Now I’m mad(.co.uk)
This article here, by one of the UK’s leading direct marketing news services, mad.co.uk seems to take an overly negative stance on the use of blogs – or more precisely a blog that doesn’t even exist yet.
The webiste (which funnily enough doesn’t even have its own blog and adds a pharcical RSS feed system to its pages) goes on to criticise what I feel to be one of the most signficiant shifts in blogging for months. Honda have announced that it will be supporting the 2talkabout blog when it goes live with contributions from engineers to receive and give feedback on Honda models and queries.
Quite how the journo can find room to criticise a company’s willingness to open up more channels of communication with its customers and to receive and give more customer feedback is beyong me – it worked alright for Stormhoek and has enabled it to flourish.
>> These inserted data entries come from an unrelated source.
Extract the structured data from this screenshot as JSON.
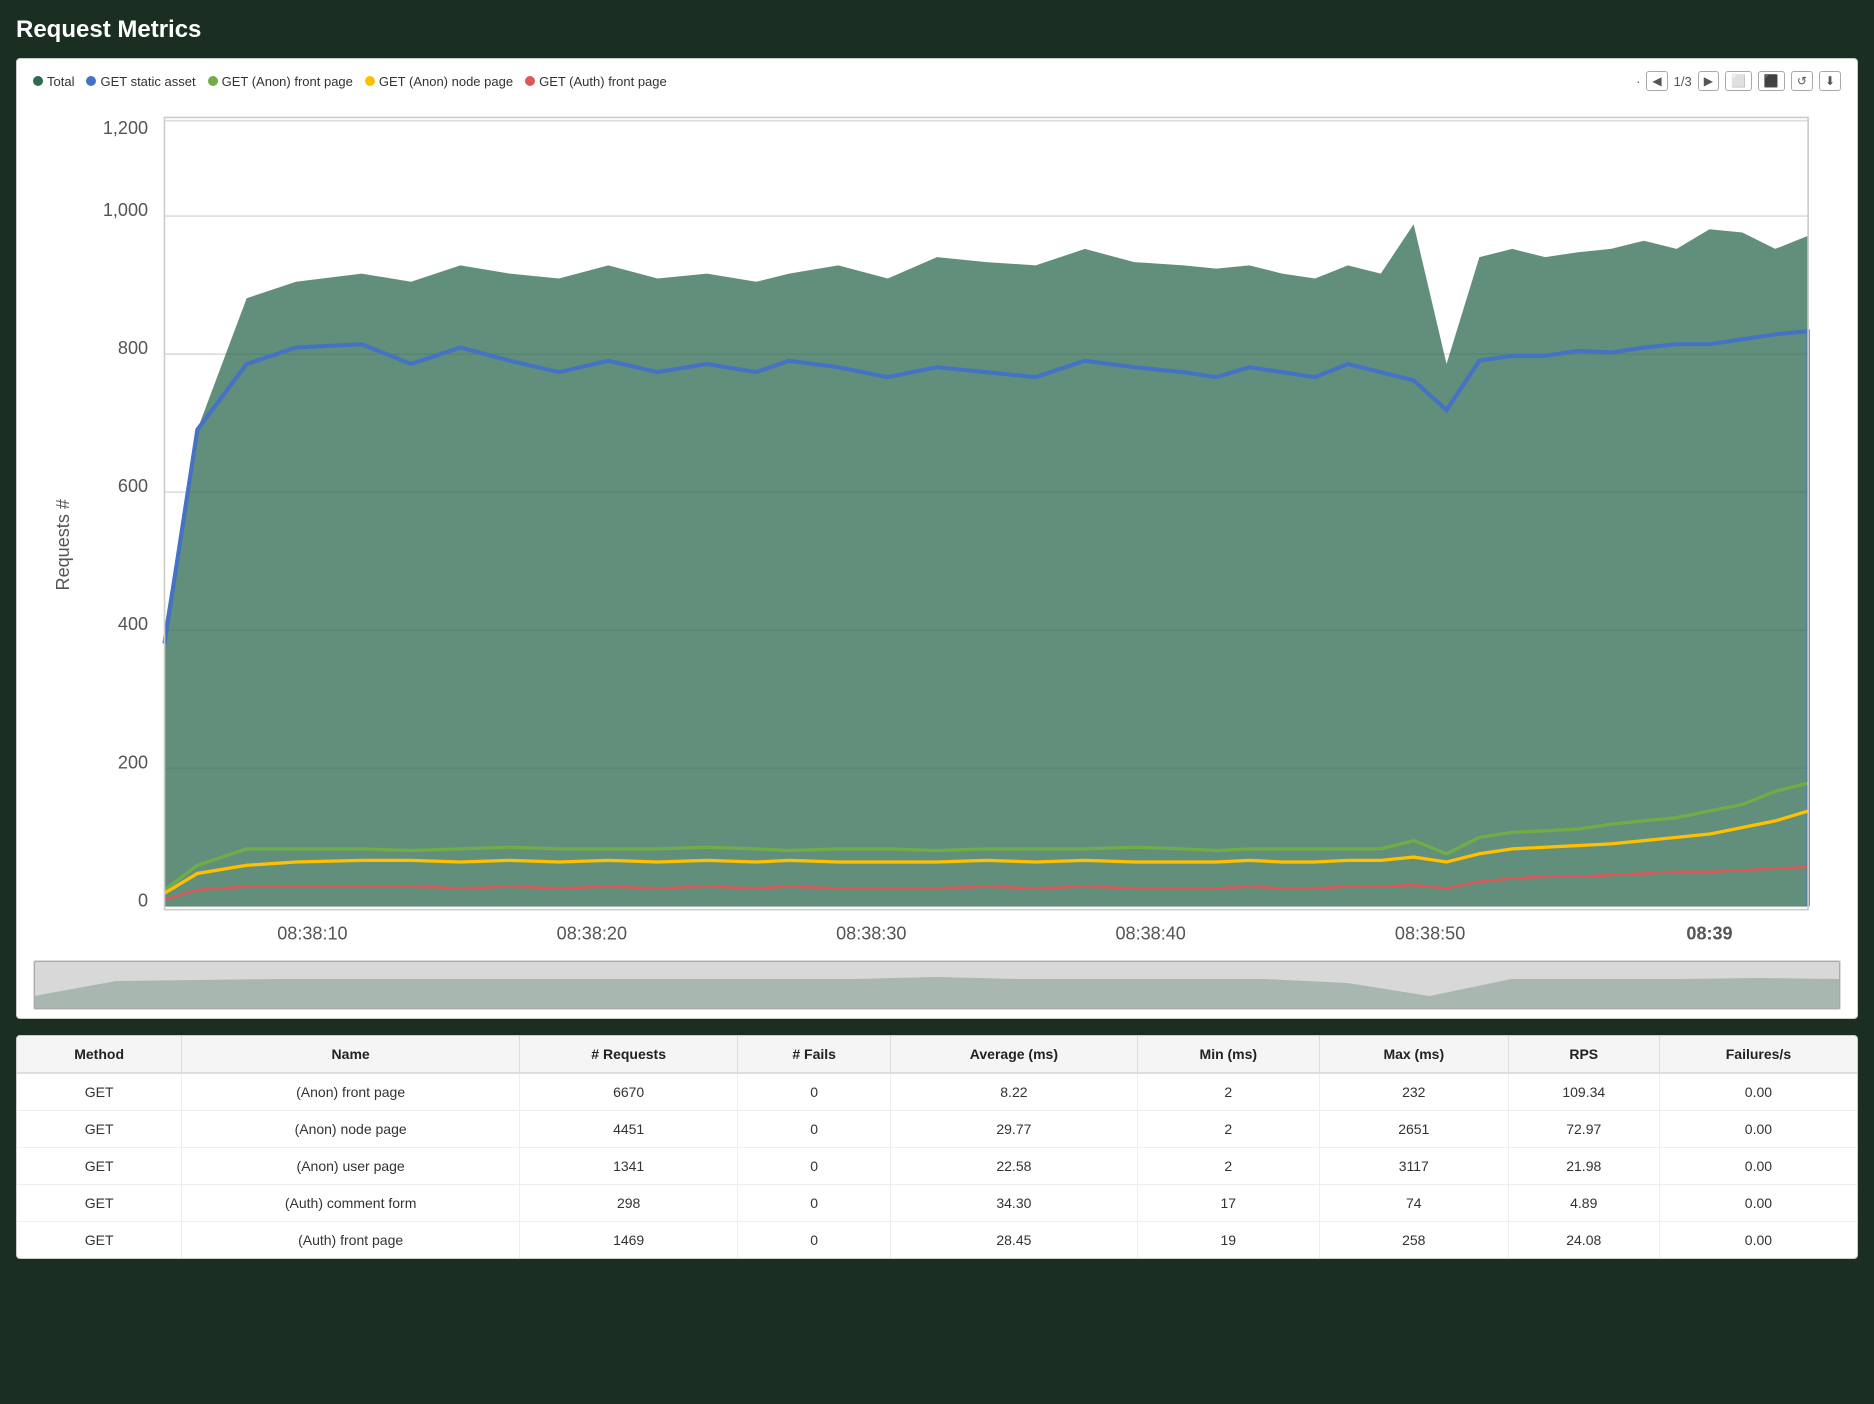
{
  "page": {
    "title": "Request Metrics"
  },
  "legend": {
    "items": [
      {
        "id": "total",
        "label": "Total",
        "color": "#2d6a4f",
        "type": "area"
      },
      {
        "id": "get-static",
        "label": "GET static asset",
        "color": "#4472c4",
        "type": "line"
      },
      {
        "id": "get-anon-front",
        "label": "GET (Anon) front page",
        "color": "#70ad47",
        "type": "line"
      },
      {
        "id": "get-anon-node",
        "label": "GET (Anon) node page",
        "color": "#ffc000",
        "type": "line"
      },
      {
        "id": "get-auth-front",
        "label": "GET (Auth) front page",
        "color": "#e15759",
        "type": "line"
      }
    ],
    "page": "1/3"
  },
  "chart": {
    "y_axis_title": "Requests #",
    "y_ticks": [
      "0",
      "200",
      "400",
      "600",
      "800",
      "1,000",
      "1,200"
    ],
    "x_ticks": [
      "08:38:10",
      "08:38:20",
      "08:38:30",
      "08:38:40",
      "08:38:50",
      "08:39"
    ]
  },
  "table": {
    "headers": [
      "Method",
      "Name",
      "# Requests",
      "# Fails",
      "Average (ms)",
      "Min (ms)",
      "Max (ms)",
      "RPS",
      "Failures/s"
    ],
    "rows": [
      {
        "method": "GET",
        "name": "(Anon) front page",
        "requests": "6670",
        "fails": "0",
        "avg_ms": "8.22",
        "min_ms": "2",
        "max_ms": "232",
        "rps": "109.34",
        "failures_s": "0.00"
      },
      {
        "method": "GET",
        "name": "(Anon) node page",
        "requests": "4451",
        "fails": "0",
        "avg_ms": "29.77",
        "min_ms": "2",
        "max_ms": "2651",
        "rps": "72.97",
        "failures_s": "0.00"
      },
      {
        "method": "GET",
        "name": "(Anon) user page",
        "requests": "1341",
        "fails": "0",
        "avg_ms": "22.58",
        "min_ms": "2",
        "max_ms": "3117",
        "rps": "21.98",
        "failures_s": "0.00"
      },
      {
        "method": "GET",
        "name": "(Auth) comment form",
        "requests": "298",
        "fails": "0",
        "avg_ms": "34.30",
        "min_ms": "17",
        "max_ms": "74",
        "rps": "4.89",
        "failures_s": "0.00"
      },
      {
        "method": "GET",
        "name": "(Auth) front page",
        "requests": "1469",
        "fails": "0",
        "avg_ms": "28.45",
        "min_ms": "19",
        "max_ms": "258",
        "rps": "24.08",
        "failures_s": "0.00"
      }
    ]
  },
  "controls": {
    "prev_label": "◀",
    "next_label": "▶",
    "icon_expand": "⬜",
    "icon_collapse": "⬛",
    "icon_refresh": "↺",
    "icon_download": "⬇"
  }
}
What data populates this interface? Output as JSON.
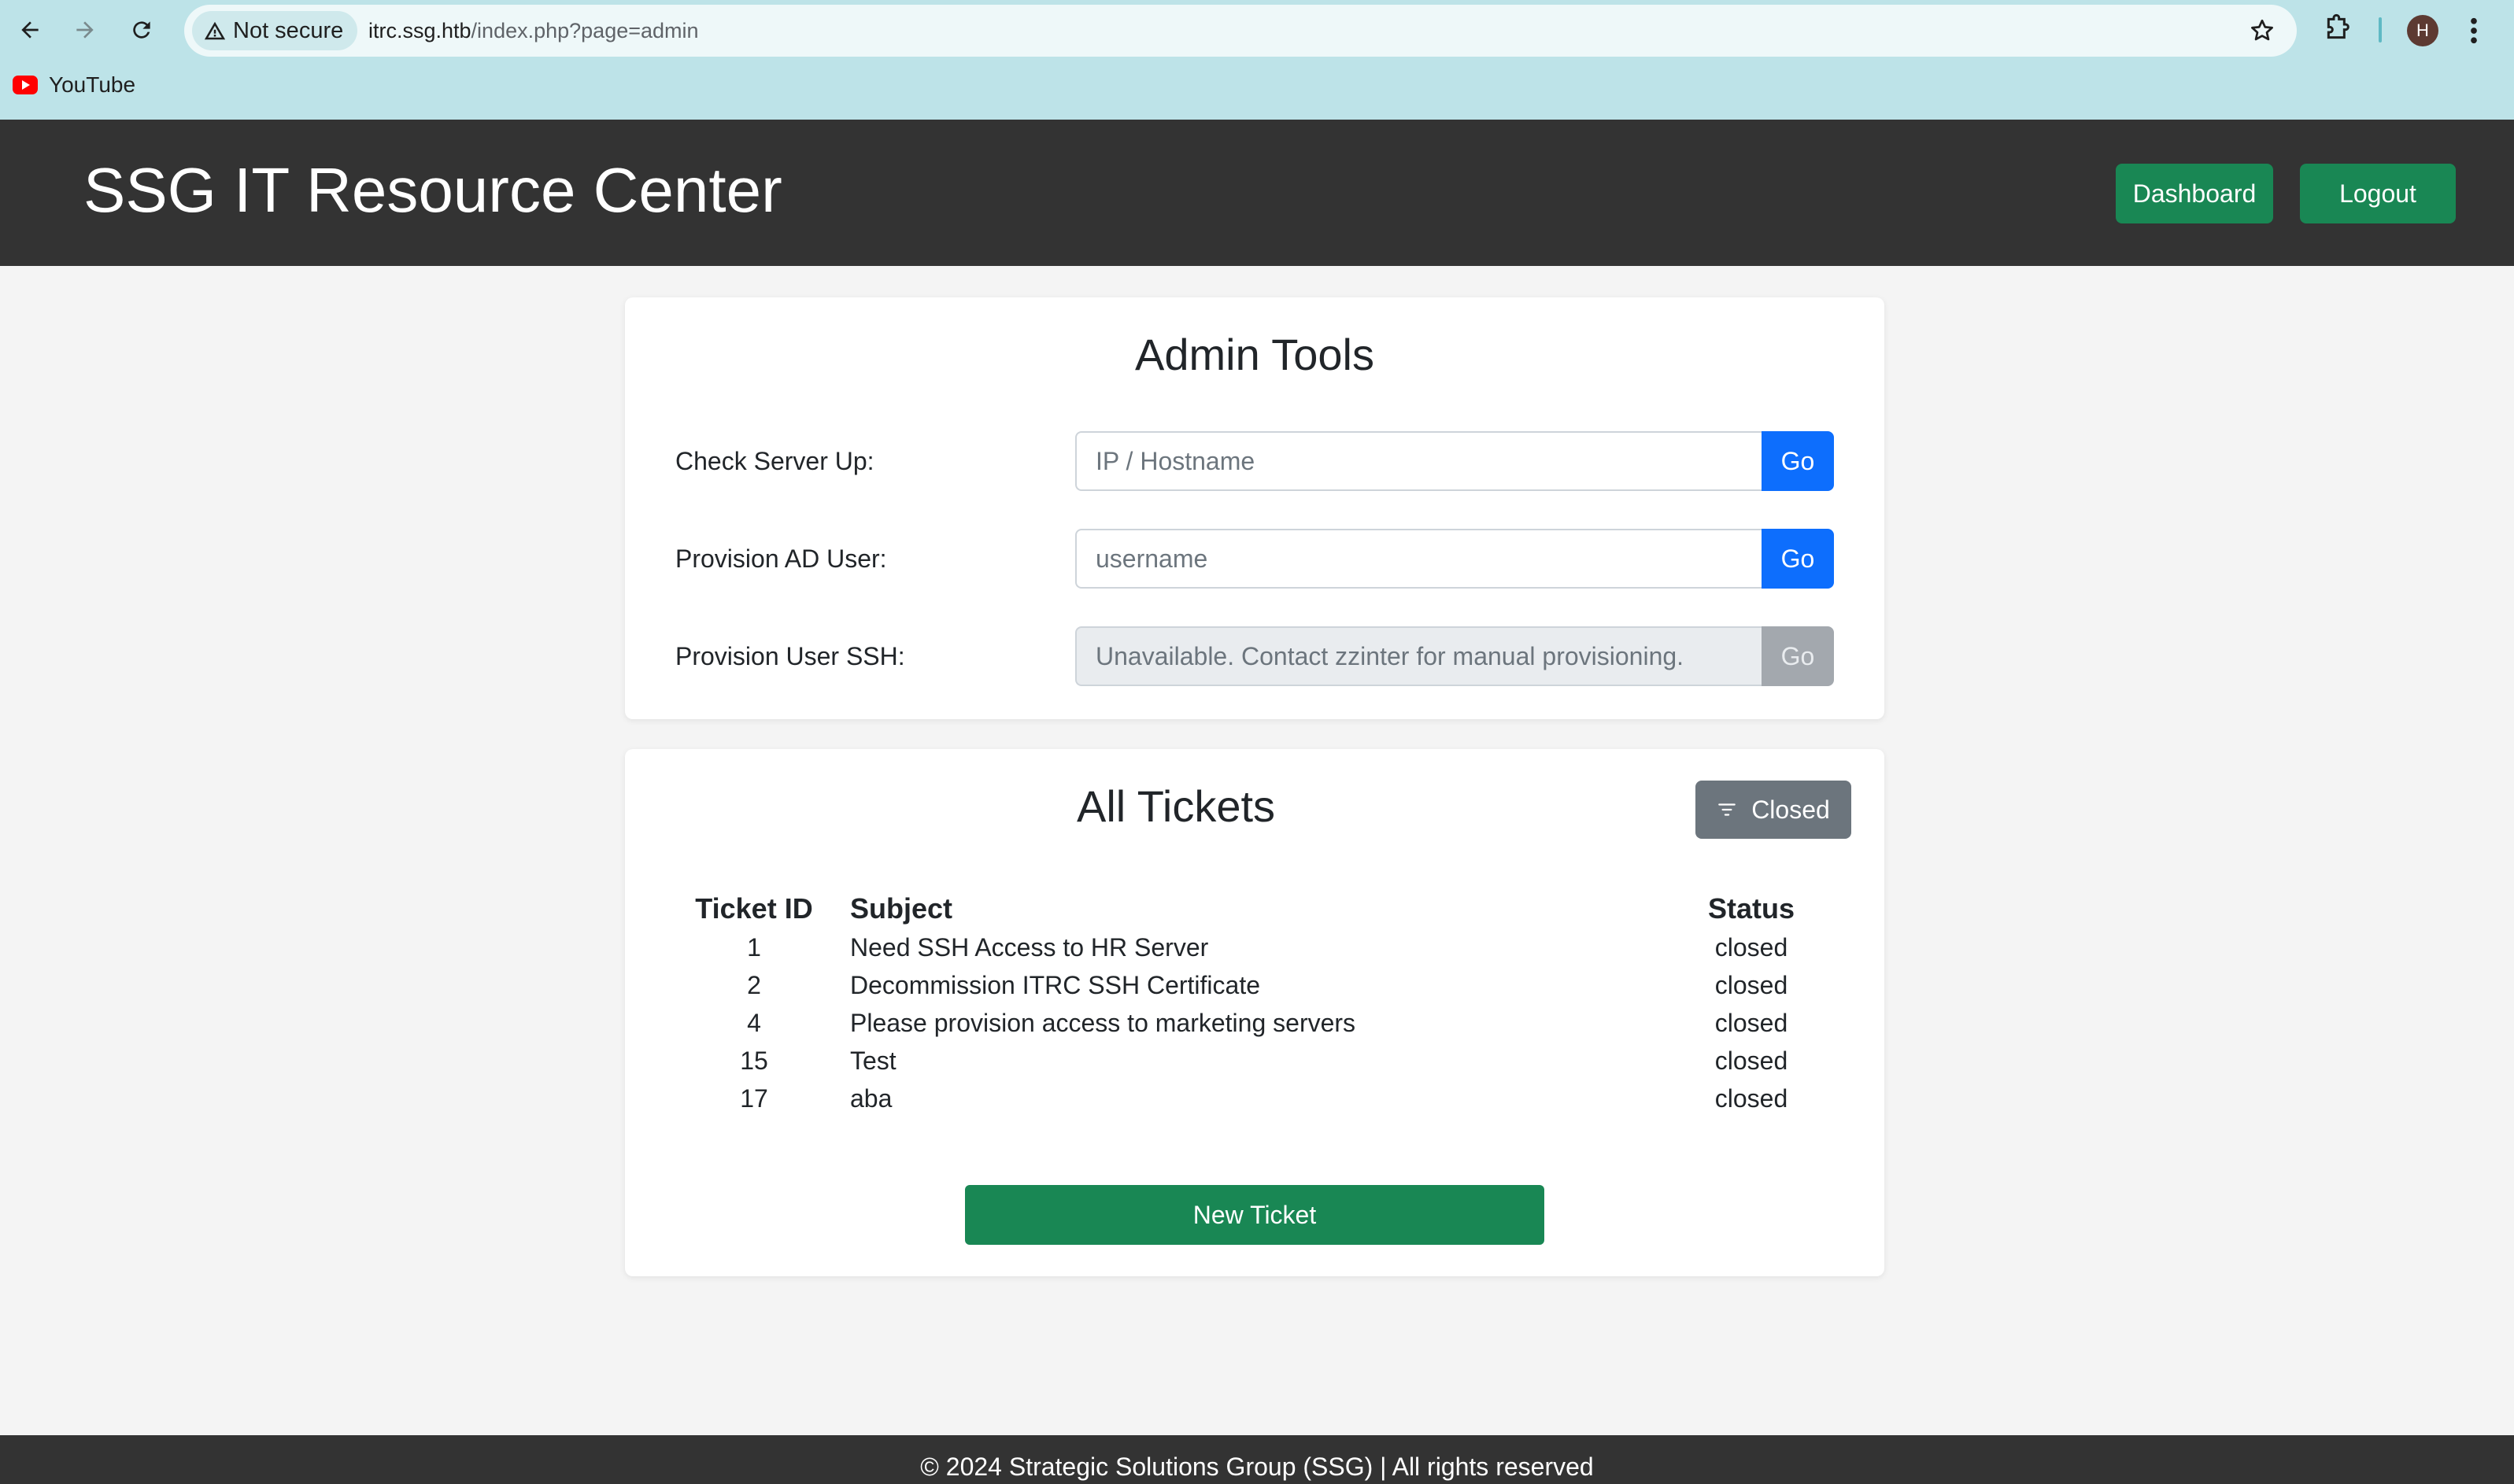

Equally, Guinness has made a splash into blogging with the purpose of listening and communicating with customers.
So Honda may open itself up to more criticism. So what? That comes with the territory when blogging or marketing ANY product. Surely the benefit to engaging customer’s criticisms ios that NOW they are aware of them (rather then just watcvhing people drive past their chsowrooms!) and can act upon them.
Stormhoek contemplated changing its labels, so it opened up the idea to the blogoshpere (many of whom are its customers) to gauge their opinions. Consumers feel involved with the brand and that their opinions matter – and that can only BENEFIT the brand, not damage it.
The only piece of the article I mildly agree with is that sponsorship of someone else’s blog by Honda MAY be seen as hijacking the blog, but hasn’t this kind of thing been happening on forums for years, with unidentified emplyees dishing out information unregulated?
At least here, customers will know they would be dealing with someone whose job it is to listen to their comments?
This has GOT to be a good thing for Honda unless someone can tell me otherwise!